In linea di massima, chi è bollato come eretico lo è più per lo stile di vita che per le idee, per ragioni pastorali più che dottrinali. Gli esiti processuali dipendono poi almeno in parte dalle procedure adottate, dai formulari e protocolli stabiliti per gli interrogatori, durante i quali questioni poste dagli inquisitori in latino erano tradotte in volgare per gli inquisiti, le cui risposte in volgare erano poi nuovamente tradotte in latino per essere verbalizzate. Un unico ufficio concentrava in sé prerogative che nell’attuale nostro sistema giudiziario risultano distinte fra investigatore, pubblico ministero e giudice. L’assommarsi di funzioni nelle mani di un unico soggetto permetteva di individuare e colpire più agevolmente uomini e donne ritenuti devianti e come tali pericolosi – le volpi che devastano la vigna, secondo la celebre immagine del Cantico dei Cantici(2,15).
I tre volumi su eretici ed inquisitori pubblicati da Alexander Patschovsky mentre lavorava ai Monumenta si dispongono nel solco tracciato da Grundmann. Essi documentano uno stile peculiare di lavoro, caratteristico anche della successiva impresa dell’edizione critica delle opere di Gioacchino. Sono studi che si fondano su di una conoscenza diretta dei manoscritti, non di rado individuati da lui stesso e spesso di difficile decifrazione. Un’attitudine, questa, che ci rinvia ancora a Grundmann, che in vista delle sue edizioni critiche di Gioacchino (di fatto mai portate a termine) cercò innanzi tutto di raccogliere sistematicamente informazioni sui manoscritti presenti nelle biblioteche europee.

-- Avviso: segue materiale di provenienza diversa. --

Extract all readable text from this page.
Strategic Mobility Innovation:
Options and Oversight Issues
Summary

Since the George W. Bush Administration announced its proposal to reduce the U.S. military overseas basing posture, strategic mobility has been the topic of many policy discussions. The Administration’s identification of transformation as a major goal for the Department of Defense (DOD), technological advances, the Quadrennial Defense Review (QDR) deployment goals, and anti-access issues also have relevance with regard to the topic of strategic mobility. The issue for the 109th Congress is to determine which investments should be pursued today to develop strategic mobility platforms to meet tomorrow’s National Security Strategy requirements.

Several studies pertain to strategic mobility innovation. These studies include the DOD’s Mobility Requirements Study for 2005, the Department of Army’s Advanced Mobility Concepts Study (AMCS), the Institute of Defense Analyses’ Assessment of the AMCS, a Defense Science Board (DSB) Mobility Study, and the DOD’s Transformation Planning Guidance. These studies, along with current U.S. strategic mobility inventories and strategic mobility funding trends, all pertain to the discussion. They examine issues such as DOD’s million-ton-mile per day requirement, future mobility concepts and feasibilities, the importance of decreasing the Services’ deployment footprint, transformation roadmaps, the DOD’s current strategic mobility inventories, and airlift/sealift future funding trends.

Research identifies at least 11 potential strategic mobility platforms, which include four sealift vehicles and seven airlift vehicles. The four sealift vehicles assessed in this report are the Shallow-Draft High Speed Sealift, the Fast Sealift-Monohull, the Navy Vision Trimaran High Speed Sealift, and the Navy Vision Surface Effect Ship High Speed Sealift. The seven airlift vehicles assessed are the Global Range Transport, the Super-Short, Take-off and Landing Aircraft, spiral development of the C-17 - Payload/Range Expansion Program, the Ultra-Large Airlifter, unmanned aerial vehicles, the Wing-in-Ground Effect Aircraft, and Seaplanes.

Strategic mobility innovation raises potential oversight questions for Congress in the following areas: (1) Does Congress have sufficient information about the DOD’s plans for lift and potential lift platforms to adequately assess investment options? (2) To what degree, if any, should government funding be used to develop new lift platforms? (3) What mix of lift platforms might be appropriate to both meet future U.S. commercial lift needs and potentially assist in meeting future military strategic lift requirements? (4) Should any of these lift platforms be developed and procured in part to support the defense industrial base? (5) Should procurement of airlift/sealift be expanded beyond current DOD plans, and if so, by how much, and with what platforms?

Tale attenzione va sottolineata, in quanto le edizioni di fonti sono sempre meno praticate nell’ambito della medievistica oggi alla moda, anche per l’insieme di competenze e per l’impiego di tempo che richiedono.

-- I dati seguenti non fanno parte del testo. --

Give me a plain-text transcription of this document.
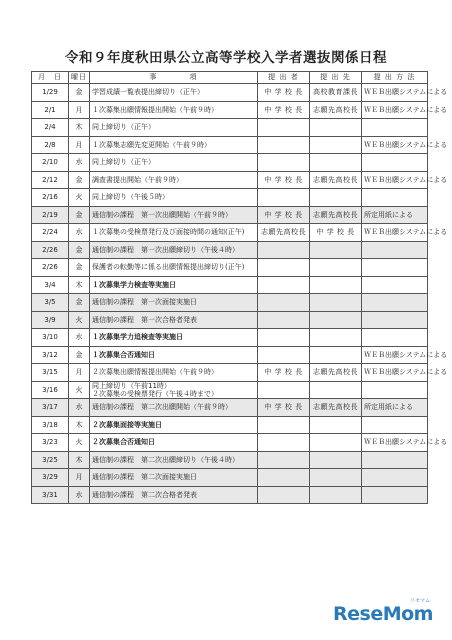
令和９年度秋田県公立高等学校入学者選抜関係日程
月　日	曜日	事　　　　項	提 出 者	提 出 先	提 出 方 法
1/29	金	学習成績一覧表提出締切り（正午）	中 学 校 長	高校教育課長	ＷＥＢ出願システムによる
2/1	月	１次募集出願情報提出開始（午前９時）	中 学 校 長	志願先高校長	ＷＥＢ出願システムによる
2/4	木	同上締切り（正午）			
2/8	月	１次募集志願先変更開始（午前９時）			ＷＥＢ出願システムによる
2/10	水	同上締切り（正午）			
2/12	金	調査書提出開始（午前９時）	中 学 校 長	志願先高校長	ＷＥＢ出願システムによる
2/16	火	同上締切り（午後５時）			
2/19	金	通信制の課程　第一次出願開始（午前９時）	中 学 校 長	志願先高校長	所定用紙による
2/24	水	１次募集の受検票発行及び面接時間の通知(正午)	志願先高校長	中 学 校 長	ＷＥＢ出願システムによる
2/26	金	通信制の課程　第一次出願締切り（午後４時）			
2/26	金	保護者の転勤等に係る出願情報提出締切り(正午)			
3/4	木	１次募集学力検査等実施日			
3/5	金	通信制の課程　第一次面接実施日			
3/9	火	通信制の課程　第一次合格者発表			
3/10	水	１次募集学力追検査等実施日			
3/12	金	１次募集合否通知日			ＷＥＢ出願システムによる
3/15	月	２次募集出願情報提出開始（午前９時）	中 学 校 長	志願先高校長	ＷＥＢ出願システムによる
3/16	火	同上締切り（午前11時）
２次募集の受検票発行（午後４時まで）			

3/17	水	通信制の課程　第二次出願開始（午前９時）	中 学 校 長	志願先高校長	所定用紙による
3/18	木	２次募集面接等実施日			
3/23	火	２次募集合否通知日			ＷＥＢ出願システムによる
3/25	木	通信制の課程　第二次出願締切り（午後４時）			
3/29	月	通信制の課程　第二次面接実施日			
3/31	水	通信制の課程　第二次合格者発表			
ReseMom
リセマム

La spinta alla produttività, alimentata dalla crescente affermazione in ambito universitario di metodi di valutazione sostanzialmente quantitativi, non aiuta.  Si preferisce far circolare “edizioni di lavoro”, presentate come provvisorie: un modo per cercare di giustificare in anticipo inadeguatezze e insufficienze, che le rendono in ultima analisi inaffidabili.

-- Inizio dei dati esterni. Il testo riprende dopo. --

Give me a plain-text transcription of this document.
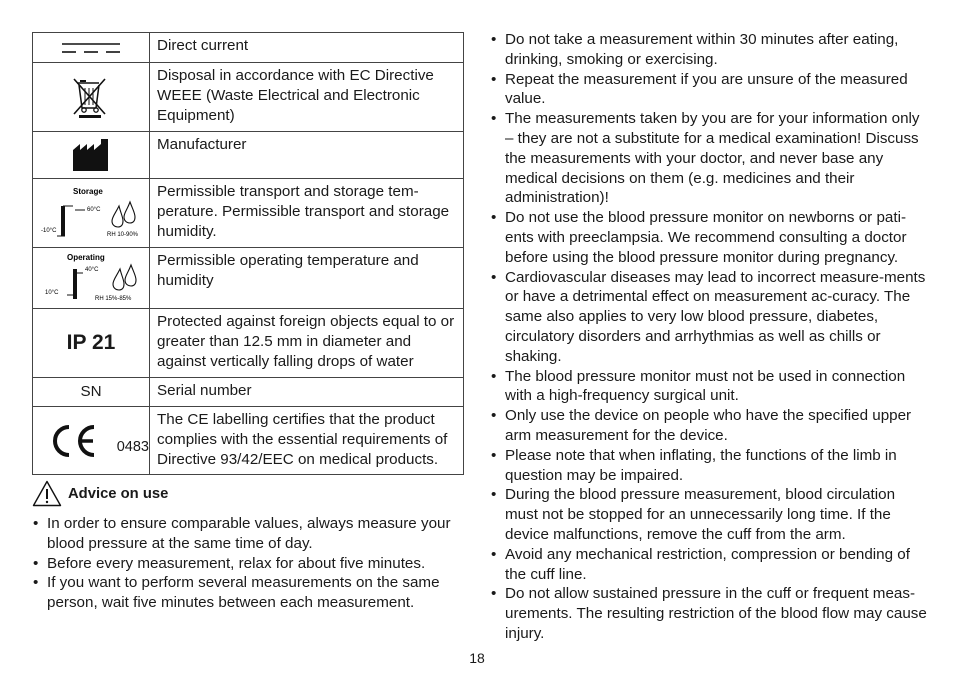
	Direct current

	Disposal in accordance with EC Directive WEEE (Waste Electrical and Electronic Equipment)

	Manufacturer

Storage
60°C
-10°C
RH 10-90%	Permissible transport and storage tem-perature. Permissible transport and storage humidity.

Operating
40°C
10°C
RH 15%-85%	Permissible operating temperature and humidity
IP 21	Protected against foreign objects equal to or greater than 12.5 mm in diameter and against vertically falling drops of water
SN	Serial number

0483	The CE labelling certifies that the product complies with the essential requirements of Directive 93/42/EEC on medical products.
Advice on use
• In order to ensure comparable values, always measure your blood pressure at the same time of day.
• Before every measurement, relax for about five minutes.
• If you want to perform several measurements on the same person, wait five minutes between each measurement.
• Do not take a measurement within 30 minutes after eating, drinking, smoking or exercising.
• Repeat the measurement if you are unsure of the measured value.
• The measurements taken by you are for your information only – they are not a substitute for a medical examination! Discuss the measurements with your doctor, and never base any medical decisions on them (e.g. medicines and their administration)!
• Do not use the blood pressure monitor on newborns or pati-ents with preeclampsia. We recommend consulting a doctor before using the blood pressure monitor during pregnancy.
• Cardiovascular diseases may lead to incorrect measure-ments or have a detrimental effect on measurement ac-curacy. The same also applies to very low blood pressure, diabetes, circulatory disorders and arrhythmias as well as chills or shaking.
• The blood pressure monitor must not be used in connection with a high-frequency surgical unit.
• Only use the device on people who have the specified upper arm measurement for the device.
• Please note that when inflating, the functions of the limb in question may be impaired.
• During the blood pressure measurement, blood circulation must not be stopped for an unnecessarily long time. If the device malfunctions, remove the cuff from the arm.
• Avoid any mechanical restriction, compression or bending of the cuff line.
• Do not allow sustained pressure in the cuff or frequent meas-urements. The resulting restriction of the blood flow may cause injury.
18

Il primo dei tre saggi, uscito nel 1968, ha per oggetto una compilazione riguardante eretici ebrei e anticristo allestita verso la metà del secolo XIII da un domenicano non meglio identificato attivo nella diocesi di Passau, città della Baviera il cui territorio ecclesiastico si estendeva allora per la maggior parte in Austria. Essa rivela la presenza in quel territorio di numerosi cristiani appartenenti al movimento formatosi a Lione negli anni ‘70 del secolo XII intorno alla figura di un laico di nome Valdesio, caratterizzato da uno stile di vita attento al modello neotestamentario, dalla lettura diretta delle Scritture e dalla predicazione dottrinale da parte dei laici.

Nella compilazione dell’Anonimo domenicano di Passau le sezioni di maggiore interesse aprono prospettive su esperienze e giudizi personali dell’ignoto autore, testimone non solo dello stile di vita dei valdesi, ma anche delle consuetudini e dei costumi ecclesiastici nel territorio diocesano.
Un secondo saggio, pubblicato nel 1975, riguarda gli inizi di un’inquisizione stabile in Boemia, e si fonda sullo studio di un manuale inquisitoriale praghese della prima metà del secolo XIV, tramandato da un manoscritto (Helmstedter 311), appartenente al nucleo più antico della Herzog August Bibliothek di Wolfenbüttel (gioiello del sistema bibliotecario tedesco, creata nel xvi secolo e comprendente oltre dodicimila manoscritti). Il manoscritto riporta un testo dal titolo: Modus iste est procedendi inquisitorum, ossia: “Questo è il modo di procedere degli inquisitori”. Si tratta di un manuale – anche in questo caso allestito da un compilatore anonimo – creato sul modello di analoghi manuali prodotti in precedenza, il più celebre dei quali resta quello del domenicano Bernard Gui, reso famoso dal Nome della Rosa. Il manuale di Wolfenbüttel contiene una serie di documenti, databili tra il 1318 e il 1350 circa, importanti per la conoscenza delle procedure dell’inquisizione papale operante a Praga. Patschovsky non si limita a pubblicarlo criticamente, ma nell’analizzarlo svela il contesto storico in cui prese forma, e mette in luce divergenze e tensioni intraecclesiastiche, rivelate dalla drammatica vicenda di un certo Riccardino di Pavia, protetto dal vescovo di Praga, preso di mira dall’inquisizione papale per un suo libro giudicato eretico e infine, dopo un lungo scontro giudiziario in cui gli inquisitori episcopali tentarono inutilmente di mediare, condannato al rogo.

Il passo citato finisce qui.